Scriptsprachen + Optionen

- Perl 5 (für eigene Scripte)
- php5 Unterstützung
- spezielle php Funktionen sind aktivierbar
- Server Side Includes (SSI)

Datenbanken

- 5 x MySQL Datenbanken (MySQL4)
- phpMyAdmin Datenbankadministration

eCommerce

- Shop Software (OSCommerce) (bitte angeben)
- auf Wunsch SSL Zertifikat optional

Weitere Serverfunktionen


- Account Administrations in mehreren Sprachen
- Ausführliche Abrufstatistik AWStats
- Zugriff auf Access Logfile
- Typo3 fähig (bei Bestellung angeben)
- Mambo/Joomla fähig (bei Bestellung angeben)
- php4/MySQL3 möglich (bei Bestellung angeben)
- Verzeichnisschutz (.htaccess)
- mod_rewrite - 5 Cronjobs
- definierbare Fehlerseiten
- Backups zum Downloaden
- Hochperformante Server von Dell.
100% werbefrei. Keine Werbeeinblendungen

So.
Ich habe darauf eine Flashseite laufen. Von meinen Kumpels hat musste sich jeder einen account erstellen.

Jetzt möchte ich, dass jeder von meinen freundne einen 'upload' ordner zu verfügung hat, der 1GB beträgt. Zudem, dass man nicht den kompletten ordner einsehen kann, sondern nur links die zu dem file in dem ordner führen.

Könnt ihr das nachvollziehen?
Hoffe ihr könnt mir da helfen!?

Gruß
Vielen Dank


----------



## Flex (23. Juni 2007)

Das ist kein Server, sondern normaler Webspace.

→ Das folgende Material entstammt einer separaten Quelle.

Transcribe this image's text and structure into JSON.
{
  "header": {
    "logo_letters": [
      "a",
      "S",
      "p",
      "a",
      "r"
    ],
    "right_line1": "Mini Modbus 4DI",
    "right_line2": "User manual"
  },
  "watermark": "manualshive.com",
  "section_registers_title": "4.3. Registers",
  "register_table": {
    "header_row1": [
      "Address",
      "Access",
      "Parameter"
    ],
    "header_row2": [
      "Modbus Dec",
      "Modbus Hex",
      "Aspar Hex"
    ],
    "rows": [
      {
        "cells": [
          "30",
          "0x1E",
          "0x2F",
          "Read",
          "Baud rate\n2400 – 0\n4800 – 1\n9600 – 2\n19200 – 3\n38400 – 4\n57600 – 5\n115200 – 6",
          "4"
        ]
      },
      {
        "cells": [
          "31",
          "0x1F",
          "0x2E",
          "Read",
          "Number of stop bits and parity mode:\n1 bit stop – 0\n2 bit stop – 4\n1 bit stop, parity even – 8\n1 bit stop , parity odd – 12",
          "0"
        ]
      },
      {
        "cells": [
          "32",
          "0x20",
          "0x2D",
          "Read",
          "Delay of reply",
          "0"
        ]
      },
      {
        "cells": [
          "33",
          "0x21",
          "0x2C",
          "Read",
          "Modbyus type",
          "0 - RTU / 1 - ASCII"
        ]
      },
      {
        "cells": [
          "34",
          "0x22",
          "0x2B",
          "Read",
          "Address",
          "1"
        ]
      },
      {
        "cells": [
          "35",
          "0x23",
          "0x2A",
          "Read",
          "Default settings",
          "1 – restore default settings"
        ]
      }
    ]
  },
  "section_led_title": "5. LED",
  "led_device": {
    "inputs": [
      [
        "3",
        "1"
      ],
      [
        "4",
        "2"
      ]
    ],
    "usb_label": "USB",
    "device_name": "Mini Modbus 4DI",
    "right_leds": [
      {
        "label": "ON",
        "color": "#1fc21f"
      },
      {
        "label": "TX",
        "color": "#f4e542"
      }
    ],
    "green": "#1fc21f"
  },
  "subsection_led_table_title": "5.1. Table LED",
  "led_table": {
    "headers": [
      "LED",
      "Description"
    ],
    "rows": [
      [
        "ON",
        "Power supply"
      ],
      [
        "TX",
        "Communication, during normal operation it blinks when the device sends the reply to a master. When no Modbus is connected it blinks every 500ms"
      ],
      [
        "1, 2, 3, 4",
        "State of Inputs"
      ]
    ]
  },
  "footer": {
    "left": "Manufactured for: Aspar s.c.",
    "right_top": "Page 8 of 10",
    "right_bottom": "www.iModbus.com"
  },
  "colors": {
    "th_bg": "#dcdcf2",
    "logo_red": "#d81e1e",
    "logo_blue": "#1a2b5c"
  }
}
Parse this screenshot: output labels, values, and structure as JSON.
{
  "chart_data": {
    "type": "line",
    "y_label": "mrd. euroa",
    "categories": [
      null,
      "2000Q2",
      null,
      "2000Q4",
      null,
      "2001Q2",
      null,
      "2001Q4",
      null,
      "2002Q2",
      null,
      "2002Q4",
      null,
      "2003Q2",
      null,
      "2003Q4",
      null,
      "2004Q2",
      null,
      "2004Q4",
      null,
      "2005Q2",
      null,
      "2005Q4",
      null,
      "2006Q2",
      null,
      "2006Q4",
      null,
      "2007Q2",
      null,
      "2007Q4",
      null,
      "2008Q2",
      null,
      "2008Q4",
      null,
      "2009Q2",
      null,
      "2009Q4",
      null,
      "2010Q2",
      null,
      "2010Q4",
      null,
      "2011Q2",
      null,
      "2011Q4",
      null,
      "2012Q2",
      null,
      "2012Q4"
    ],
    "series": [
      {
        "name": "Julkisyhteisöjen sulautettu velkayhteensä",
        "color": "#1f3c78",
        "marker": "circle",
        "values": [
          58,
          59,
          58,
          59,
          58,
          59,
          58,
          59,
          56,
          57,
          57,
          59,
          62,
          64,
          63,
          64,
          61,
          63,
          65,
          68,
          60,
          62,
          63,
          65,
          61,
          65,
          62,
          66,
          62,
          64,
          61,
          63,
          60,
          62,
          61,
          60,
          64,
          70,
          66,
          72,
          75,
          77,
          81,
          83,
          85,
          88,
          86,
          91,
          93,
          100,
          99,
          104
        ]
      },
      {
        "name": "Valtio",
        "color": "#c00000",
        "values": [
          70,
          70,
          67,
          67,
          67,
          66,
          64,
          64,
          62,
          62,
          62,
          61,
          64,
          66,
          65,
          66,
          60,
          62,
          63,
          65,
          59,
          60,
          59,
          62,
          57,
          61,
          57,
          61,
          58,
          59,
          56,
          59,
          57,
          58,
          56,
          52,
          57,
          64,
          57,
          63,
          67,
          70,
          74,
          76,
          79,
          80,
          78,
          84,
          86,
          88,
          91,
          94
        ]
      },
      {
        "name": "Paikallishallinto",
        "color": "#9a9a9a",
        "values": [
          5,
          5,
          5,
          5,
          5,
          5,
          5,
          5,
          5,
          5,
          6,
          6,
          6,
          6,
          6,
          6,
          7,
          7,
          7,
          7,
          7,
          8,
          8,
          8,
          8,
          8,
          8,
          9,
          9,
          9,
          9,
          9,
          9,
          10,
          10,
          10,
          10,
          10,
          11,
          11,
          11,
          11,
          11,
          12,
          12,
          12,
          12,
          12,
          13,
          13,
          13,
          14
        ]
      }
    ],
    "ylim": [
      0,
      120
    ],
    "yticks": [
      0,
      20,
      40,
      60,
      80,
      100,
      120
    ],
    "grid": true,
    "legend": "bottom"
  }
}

Welche Administrationssoftware wird denn zur Konfiguration benutzt?
Plesk? Confixx? Eine eigene?


----------



## Ingolo (23. Juni 2007)

Confixxx!

Gruß
Danke


----------



## Flex (23. Juni 2007)

Unter "Tools" -> "FTP Benutzer" solltest du weitere FTP Benutzer einrichten können und ihnen bestimmte Verzeichnisse zuordnen können (ob diese auch in der Größe limitiert werden können, weiß ich nicht genau).

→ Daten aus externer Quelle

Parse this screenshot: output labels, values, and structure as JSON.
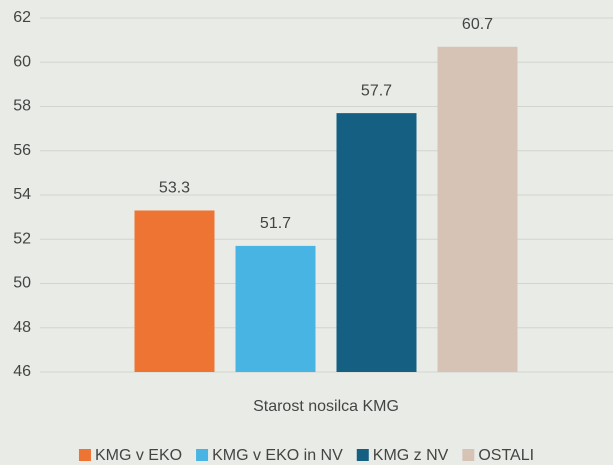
{
  "chart_data": {
    "type": "bar",
    "categories": [
      "Starost nosilca KMG"
    ],
    "series": [
      {
        "name": "KMG v EKO",
        "color": "#ed7433",
        "values": [
          53.3
        ]
      },
      {
        "name": "KMG v EKO in NV",
        "color": "#47b4e3",
        "values": [
          51.7
        ]
      },
      {
        "name": "KMG z NV",
        "color": "#155f82",
        "values": [
          57.7
        ]
      },
      {
        "name": "OSTALI",
        "color": "#d7c3b5",
        "values": [
          60.7
        ]
      }
    ],
    "ylim": [
      46,
      62
    ],
    "yticks": [
      46,
      48,
      50,
      52,
      54,
      56,
      58,
      60,
      62
    ],
    "grid": true,
    "legend": "bottom"
  }
}
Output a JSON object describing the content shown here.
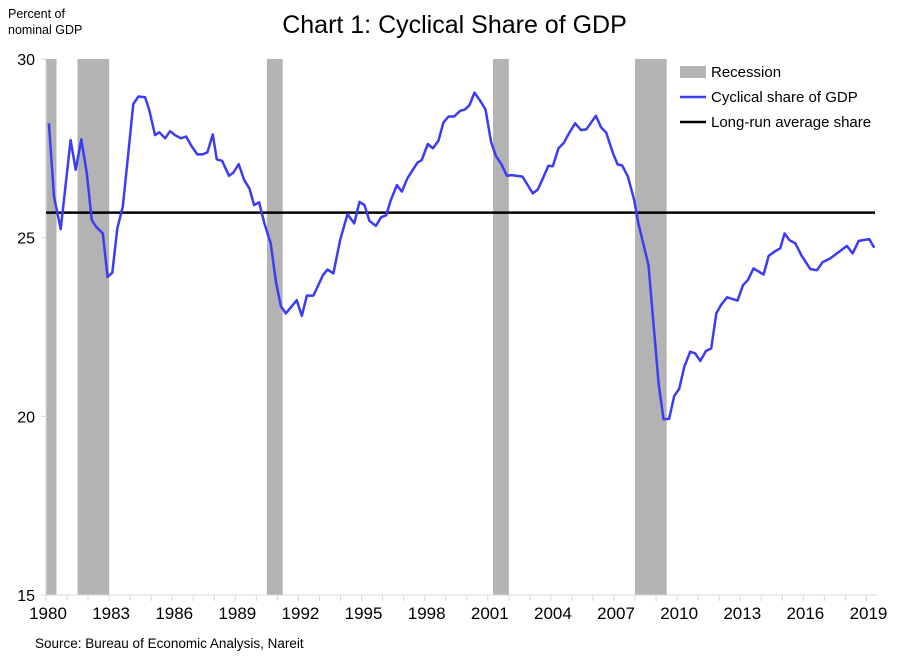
{
  "chart_data": {
    "type": "line",
    "title": "Chart 1: Cyclical Share of GDP",
    "ylabel": "Percent of nominal GDP",
    "xlim": [
      1980,
      2019.5
    ],
    "ylim": [
      15,
      30
    ],
    "yticks": [
      15,
      20,
      25,
      30
    ],
    "xticks": [
      1980,
      1983,
      1986,
      1989,
      1992,
      1995,
      1998,
      2001,
      2004,
      2007,
      2010,
      2013,
      2016,
      2019
    ],
    "grid": false,
    "legend_position": "top-right",
    "legend": [
      "Recession",
      "Cyclical share of GDP",
      "Long-run average share"
    ],
    "colors": {
      "recession": "#b3b3b3",
      "cyclical": "#3c3cf5",
      "average": "#000000"
    },
    "recessions": [
      [
        1980.0,
        1980.5
      ],
      [
        1981.5,
        1983.0
      ],
      [
        1990.5,
        1991.25
      ],
      [
        2001.25,
        2002.0
      ],
      [
        2008.0,
        2009.5
      ]
    ],
    "long_run_average": 25.7,
    "series": [
      {
        "name": "Cyclical share of GDP",
        "points": [
          [
            1980.14,
            28.2
          ],
          [
            1980.38,
            26.15
          ],
          [
            1980.7,
            25.24
          ],
          [
            1981.17,
            27.73
          ],
          [
            1981.41,
            26.9
          ],
          [
            1981.68,
            27.75
          ],
          [
            1981.94,
            26.8
          ],
          [
            1982.17,
            25.5
          ],
          [
            1982.38,
            25.3
          ],
          [
            1982.7,
            25.12
          ],
          [
            1982.93,
            23.9
          ],
          [
            1983.15,
            24.02
          ],
          [
            1983.39,
            25.26
          ],
          [
            1983.65,
            25.87
          ],
          [
            1983.88,
            27.17
          ],
          [
            1984.15,
            28.74
          ],
          [
            1984.39,
            28.95
          ],
          [
            1984.71,
            28.93
          ],
          [
            1984.91,
            28.57
          ],
          [
            1985.18,
            27.87
          ],
          [
            1985.39,
            27.95
          ],
          [
            1985.66,
            27.78
          ],
          [
            1985.9,
            27.98
          ],
          [
            1986.13,
            27.87
          ],
          [
            1986.41,
            27.78
          ],
          [
            1986.66,
            27.83
          ],
          [
            1986.93,
            27.55
          ],
          [
            1987.19,
            27.33
          ],
          [
            1987.45,
            27.33
          ],
          [
            1987.67,
            27.39
          ],
          [
            1987.93,
            27.89
          ],
          [
            1988.12,
            27.19
          ],
          [
            1988.37,
            27.15
          ],
          [
            1988.7,
            26.73
          ],
          [
            1988.91,
            26.82
          ],
          [
            1989.16,
            27.06
          ],
          [
            1989.42,
            26.61
          ],
          [
            1989.67,
            26.38
          ],
          [
            1989.89,
            25.91
          ],
          [
            1990.13,
            25.99
          ],
          [
            1990.38,
            25.4
          ],
          [
            1990.68,
            24.84
          ],
          [
            1990.94,
            23.72
          ],
          [
            1991.16,
            23.09
          ],
          [
            1991.4,
            22.88
          ],
          [
            1991.92,
            23.25
          ],
          [
            1992.16,
            22.81
          ],
          [
            1992.4,
            23.38
          ],
          [
            1992.71,
            23.38
          ],
          [
            1993.16,
            23.95
          ],
          [
            1993.38,
            24.11
          ],
          [
            1993.66,
            24.0
          ],
          [
            1993.98,
            24.93
          ],
          [
            1994.33,
            25.66
          ],
          [
            1994.65,
            25.4
          ],
          [
            1994.9,
            26.0
          ],
          [
            1995.14,
            25.91
          ],
          [
            1995.37,
            25.47
          ],
          [
            1995.68,
            25.33
          ],
          [
            1995.93,
            25.57
          ],
          [
            1996.17,
            25.63
          ],
          [
            1996.39,
            26.05
          ],
          [
            1996.68,
            26.47
          ],
          [
            1996.91,
            26.29
          ],
          [
            1997.18,
            26.66
          ],
          [
            1997.66,
            27.1
          ],
          [
            1997.86,
            27.17
          ],
          [
            1998.15,
            27.62
          ],
          [
            1998.39,
            27.5
          ],
          [
            1998.65,
            27.71
          ],
          [
            1998.89,
            28.22
          ],
          [
            1999.13,
            28.39
          ],
          [
            1999.4,
            28.39
          ],
          [
            1999.69,
            28.55
          ],
          [
            1999.92,
            28.59
          ],
          [
            2000.13,
            28.71
          ],
          [
            2000.37,
            29.06
          ],
          [
            2000.64,
            28.83
          ],
          [
            2000.89,
            28.59
          ],
          [
            2001.15,
            27.69
          ],
          [
            2001.38,
            27.29
          ],
          [
            2001.64,
            27.06
          ],
          [
            2001.91,
            26.73
          ],
          [
            2002.14,
            26.75
          ],
          [
            2002.65,
            26.71
          ],
          [
            2003.14,
            26.24
          ],
          [
            2003.38,
            26.35
          ],
          [
            2003.62,
            26.66
          ],
          [
            2003.88,
            27.01
          ],
          [
            2004.09,
            27.0
          ],
          [
            2004.36,
            27.5
          ],
          [
            2004.6,
            27.64
          ],
          [
            2004.88,
            27.94
          ],
          [
            2005.15,
            28.2
          ],
          [
            2005.43,
            28.01
          ],
          [
            2005.68,
            28.03
          ],
          [
            2006.14,
            28.41
          ],
          [
            2006.38,
            28.09
          ],
          [
            2006.63,
            27.94
          ],
          [
            2006.95,
            27.36
          ],
          [
            2007.17,
            27.05
          ],
          [
            2007.39,
            27.02
          ],
          [
            2007.66,
            26.71
          ],
          [
            2007.96,
            26.05
          ],
          [
            2008.16,
            25.4
          ],
          [
            2008.64,
            24.23
          ],
          [
            2009.12,
            20.92
          ],
          [
            2009.35,
            19.92
          ],
          [
            2009.62,
            19.93
          ],
          [
            2009.86,
            20.57
          ],
          [
            2010.1,
            20.77
          ],
          [
            2010.34,
            21.39
          ],
          [
            2010.62,
            21.81
          ],
          [
            2010.86,
            21.76
          ],
          [
            2011.1,
            21.55
          ],
          [
            2011.37,
            21.83
          ],
          [
            2011.62,
            21.9
          ],
          [
            2011.86,
            22.88
          ],
          [
            2012.08,
            23.11
          ],
          [
            2012.37,
            23.33
          ],
          [
            2012.87,
            23.24
          ],
          [
            2013.13,
            23.67
          ],
          [
            2013.37,
            23.82
          ],
          [
            2013.63,
            24.14
          ],
          [
            2014.11,
            23.97
          ],
          [
            2014.35,
            24.49
          ],
          [
            2014.63,
            24.61
          ],
          [
            2014.9,
            24.7
          ],
          [
            2015.11,
            25.12
          ],
          [
            2015.34,
            24.93
          ],
          [
            2015.62,
            24.84
          ],
          [
            2015.9,
            24.51
          ],
          [
            2016.33,
            24.12
          ],
          [
            2016.65,
            24.09
          ],
          [
            2016.91,
            24.31
          ],
          [
            2017.28,
            24.42
          ],
          [
            2018.07,
            24.77
          ],
          [
            2018.34,
            24.56
          ],
          [
            2018.63,
            24.91
          ],
          [
            2019.02,
            24.95
          ],
          [
            2019.13,
            24.96
          ],
          [
            2019.37,
            24.72
          ]
        ]
      }
    ],
    "source": "Source:  Bureau of Economic Analysis, Nareit"
  }
}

Leider benutze ich kein Confixx, deshalb musste ich mich auf die Demo Versionen verlassen, die SWSoft online gestellt hat.
Allerdings gibt es, soweit ich weiß, ausführliche Dokumentationen zu Confixx.

Siehe auch bei der Confixx Dokumentation.
Ich vermute, dass du die "Endbenutzer" Version hast.


----------



## Ingolo (23. Juni 2007)

Das heißt das ich für meine 7 Kumpels nicht für jeden einzeln ein Uploadbares, persönliches Verzeichnis schaffen kann?

Gruß


----------



## Crav3X (24. Juni 2007)

Hallo,

wenn das ein vServer sein sollte, sollte es dir möglich sein für jeden ein Webspace ein zu richten an dem du auch die Kapazitäten einstellen kannst (Space, Traffic etc...)
Somit hat jeder ein FTP zugang und hat zusätzlich die möglichkeit ein ordner per .htaccess zu sichern...

würd ich sagen ^^


----------



## Ingolo (24. Juni 2007)

Und wie erkenne ich ob das ein vServer is?

Gruß


----------



## Crav3X (25. Juni 2007)

Ingolo hat gesagt.:


> Und wie erkenne ich ob das ein vServer is?

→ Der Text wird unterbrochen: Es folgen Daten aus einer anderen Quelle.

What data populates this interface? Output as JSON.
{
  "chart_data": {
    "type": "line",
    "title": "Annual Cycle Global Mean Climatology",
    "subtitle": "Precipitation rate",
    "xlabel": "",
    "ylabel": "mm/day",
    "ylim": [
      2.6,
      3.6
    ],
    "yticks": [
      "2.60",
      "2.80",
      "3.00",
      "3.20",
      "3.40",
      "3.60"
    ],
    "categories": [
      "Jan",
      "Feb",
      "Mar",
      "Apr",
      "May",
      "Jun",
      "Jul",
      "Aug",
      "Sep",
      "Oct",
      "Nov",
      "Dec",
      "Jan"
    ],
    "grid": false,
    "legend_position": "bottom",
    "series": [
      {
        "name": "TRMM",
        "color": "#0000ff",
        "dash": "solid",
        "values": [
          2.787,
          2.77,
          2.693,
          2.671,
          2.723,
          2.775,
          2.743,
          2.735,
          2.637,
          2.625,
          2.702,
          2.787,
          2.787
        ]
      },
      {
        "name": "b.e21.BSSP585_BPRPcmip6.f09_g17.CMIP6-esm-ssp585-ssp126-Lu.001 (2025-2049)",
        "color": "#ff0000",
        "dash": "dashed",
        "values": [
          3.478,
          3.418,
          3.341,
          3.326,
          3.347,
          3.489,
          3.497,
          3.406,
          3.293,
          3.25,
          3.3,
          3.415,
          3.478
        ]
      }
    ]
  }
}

Guck einfach nach wo du es bestellt hast... Wenn du aber Confixx hast wird es meiner meinung nach auch ein vServer sein... Also sollte das klappen mit den Webspace (Kunden) einrichten etc...

wenn du genaue Infos dazu brauchst schick mir ne PM dann kriegste meine ICQ nummer...

Viel Glück!

Cheers


----------



## Flex (25. Juni 2007)

Anhand des Administrationstools kann man keine Rückschlüsse auf das Paket schließen.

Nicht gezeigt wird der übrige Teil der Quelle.